Note: Due to technical limitations in the manual pages, there are two errors in this code:

- Some characters in the first str_replace may appear wrong in some php.net mirrors. It supposed to contain aiueo with circumflex and aiueo with macron.

- The strings in the defines should be constant, not appendage expressions. (Line length limitation)



-Joel Yliluoma

jazfresh at spam-javelin.hotmail.com 27-Oct-2003 10:55


I came across a bug (and workaround) when using recode_string. When converting from utf-8 to iso-2022-jp, it would always return an empty string (although it would work fine for conversions from html to utf8). Converting with recode on the command line worked fine, which was odd. I noticed that if I specified "-v" on the command line, recode stated that it was using libiconv to do the conversion.
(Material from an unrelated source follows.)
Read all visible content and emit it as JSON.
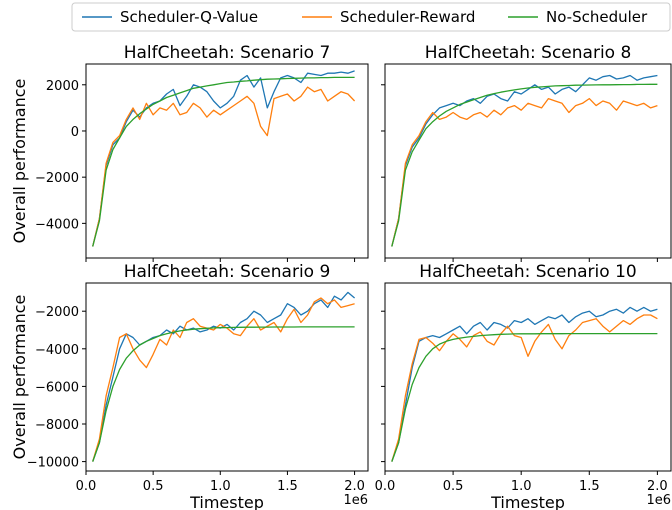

Using "iconv" instead of recode got the right results.

i.e.



Works:

$str = recode_string("html..utf-8", "&#26085;&#26412;&#35486;"); // Unicode for "Japanese"



Doesn't work:

$str = recode_string("utf-8..iso-2022-jp", $mystring);



Works:

$str = iconv("utf-8", "iso-2022-jp", $mystring);



Don't ask me why. Hope this saves someone some frustrating hours debugging.